Communications and Information Technology Minister Amy Adams has congratulated eight New Zealand organisations which have been selected as finalists in the global World Summit Awards for creativity and innovation in ICT.
Covering categories ranging from entertainment and commerce to health and education, the awards are an opportunity to showcase New Zealand projects that are at the forefront of new media and e-content creation.
The eight finalists are DigitalNZ, Life Education Trust, Loomio, Māori Maps, Māori Television, Ponoko, Radio New Zealand and the Science Learning Hub.
Ms Adams says the finalists demonstrate the potential for information and communications technology to stimulate innovation, increase productivity, and grow New Zealand’s international profile.
“It is great to see New Zealand projects of this calibre being recognised on the world stage. It is particularly important that we celebrate and encourage the high level of innovation and creativity that we have in this country,” Ms Adams says.
The Government’s broadband initiatives will increasingly support new uses of ICT by New Zealand companies and organisations, which will in turn drive the future uptake of faster broadband, Ms Adams says.
New Zealand has participated in the World Summit Awards since 2003. This year’s winners will be announced after final judging takes place in Estonia in late October.
For more information on the Worlds Summit Awards go to: http://www.wsa-awards.org.nz/index.html
The New Zealand finalists are:
- DigitalNZ helps organisations aggregate and share a wealth of New Zealand digital material, whether in the form of text, images, audio, or video. DigitalNZ works with more than 130 organisations, reaching into their disconnected databases and websites to extract essential data about their digital material. The data is then transformed into a standard format, and delivered to users through a single source which also allows software developers to easily build new digital services on top of it.
- Life Education Trust’s project with Lumen Digital is an example of technology being used to create a richer learning experience in New Zealand schools.
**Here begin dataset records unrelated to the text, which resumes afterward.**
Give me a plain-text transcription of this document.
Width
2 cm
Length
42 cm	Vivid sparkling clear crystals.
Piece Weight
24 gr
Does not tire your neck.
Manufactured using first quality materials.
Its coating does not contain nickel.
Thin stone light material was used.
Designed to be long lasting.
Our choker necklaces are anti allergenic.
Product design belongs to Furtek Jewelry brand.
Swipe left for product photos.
The project’s interactive software creates an engaging environment and can also be integrated into online learning tools for students and teachers in the classroom. It can be used for healthcare professionals, as well as the broader public and policy makers, to collaborate and manage health issues in the future.
- Loomio is a new online tool for collaborative decision-making, which was itself created through a collaborative process. Loomio offers a solution to global issues of inclusion in decision-making. It uses a user-friendly interface to provide an accessible, neutral space for any group, and guide online discussion to clear outcomes. Loomio is an open-source application.
- Māori Maps takes the preservation of Māori cultural sites into the digital era. It offers information, photographs and maps for almost 750 ancestral marae, using an interactive navigational and informational tool based on Google Maps, that lets users navigate by a range of filters to locate marae. In English and Māori versions, it enables visitors and descendants to find marae, learn their history and understand protocols around visiting these protected cultural centres.
- Māori Television provides a wide range of local and international content for television and online audiences. Its new website provides viewers with access to the most popular programmes as well as the latest in news and current affairs with a Māori perspective.
- Ponoko makes it easy for designers to make and sell their product ideas by providing direct online access to manufacturing and consumers. This process reduces the cost and time needed to turn ideas into real products that designers can sell. Designers upload their designs and select curated materials online, so they can instantly verify, price and order prototypes and custom products.
- Radio New Zealand’s upgraded website has a simple, clean and effective layout, which is focussed on accessibility and delivers real-time and on demand audio content. The Science Learning Hub showcases New Zealand’s science sector, providing teachers and their students with a contemporary and engaging view of our science research. The curriculum-based resources include classroom-ready materials, multimedia collections, teaching strategies, videos, interactive content and timelines. There are also interactive thinking tools that teachers can customise and use to support critical thinking and inquiry-driven learning.